There is a soldier waiting for her in the chapel: a young woman who had requested a private audience. American. Pretty, with light grey eyes and freckles across her cheeks.

‘Are you waiting to see me?’ says Mother Eve.

‘Yes,’ says Jocelyn, daughter of Senator Cleary who sits on five key committees, including defence and budget.

Mother Eve has made time for this private meeting.

‘It is good to meet you, daughter.’ She comes to sit beside her. ‘How can I help you?’

And Jocelyn starts to cry. ‘My mother would kill me if she knew I was here,’ she says. ‘She’d kill me. Oh, Mother, I don’t know what to do.’

‘Have you come … for guidance?’

Allie had looked at the request for an audience with interest. That the Senator’s daughter should be here was no great surprise. That she would want to see Mother Eve in the flesh made sense. But a private audience? Allie had wondered whether she’d be a sceptic, looking to have an argument about the existence of God. But … apparently not.

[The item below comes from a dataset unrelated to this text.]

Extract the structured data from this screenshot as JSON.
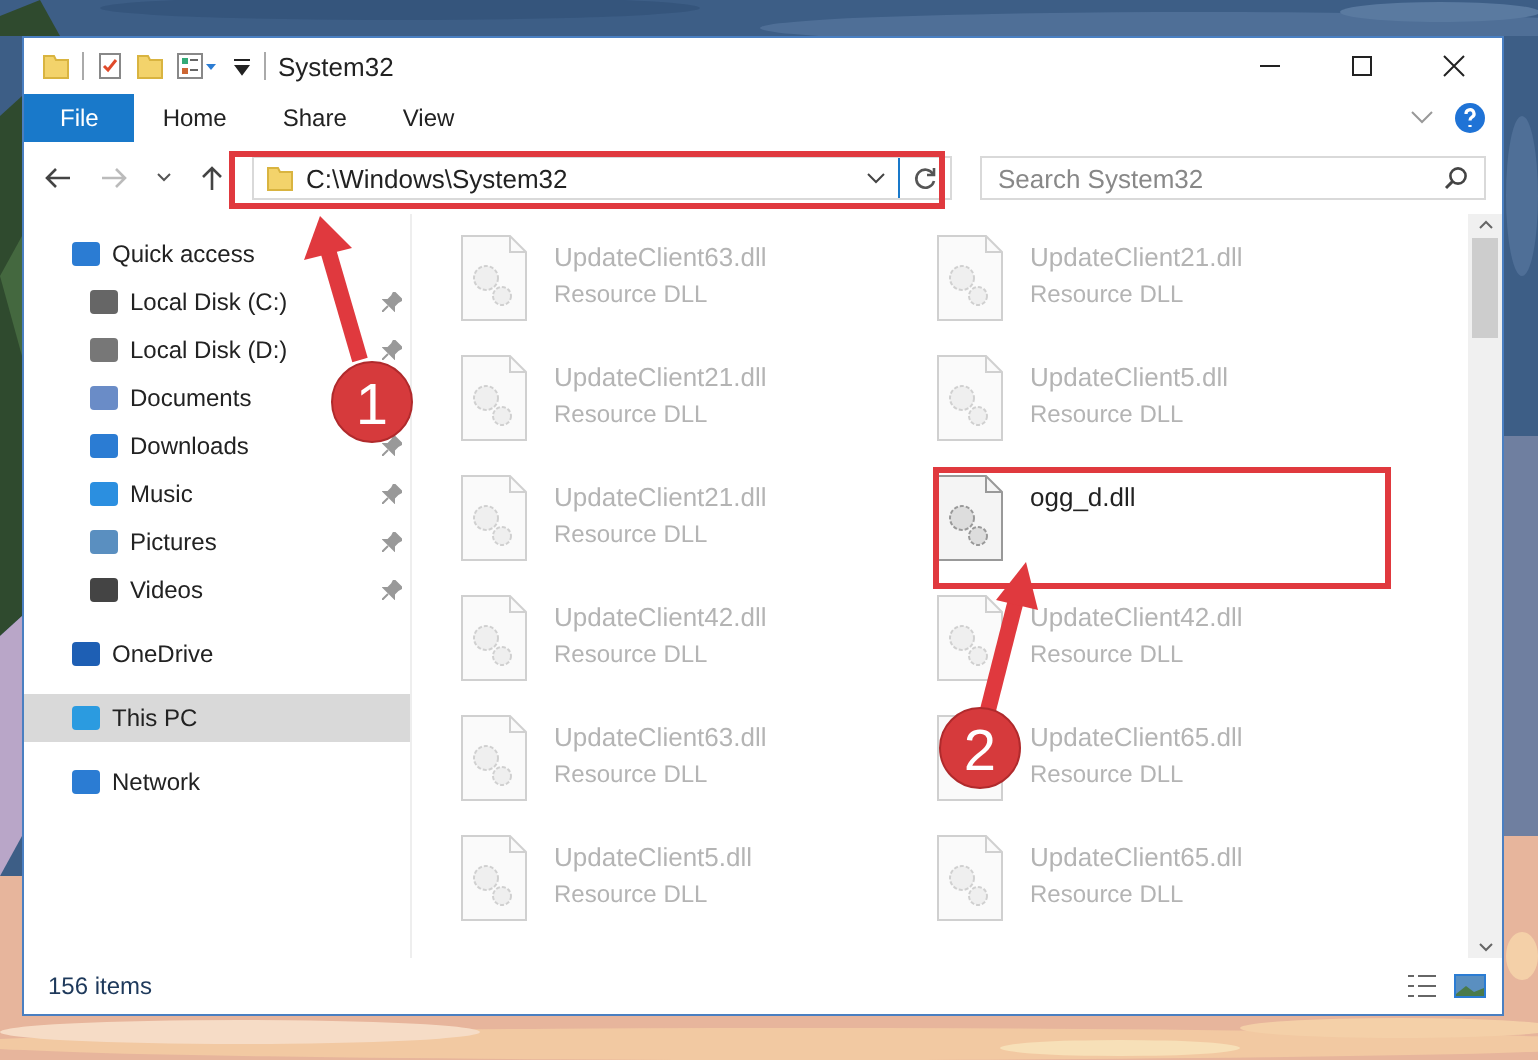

‘I’m so lost,’ says Jocelyn through her tears. ‘I don’t know who I am any more. I watch your talks and I keep waiting for … I ask Her voice to guide me and tell me what to do …’

‘Tell me your trouble,’ says Mother Eve.

Allie is quite familiar with trouble that is too deep to be spoken. She knows it happens in any house, however high. There is no place that cannot be penetrated by the kind of trouble Allie has seen in her life.

She extends a hand, touches Jocelyn’s knee. Jocelyn flinches a little. Pulls away. Even in that momentary touch, Allie knows what Jocelyn’s trouble is.

She knows the touch of women and the slow, even background hum of power in the skein. Something is dark in Jocelyn that should be lit and glowing; something is open that should be closed. Allie suppresses a shudder.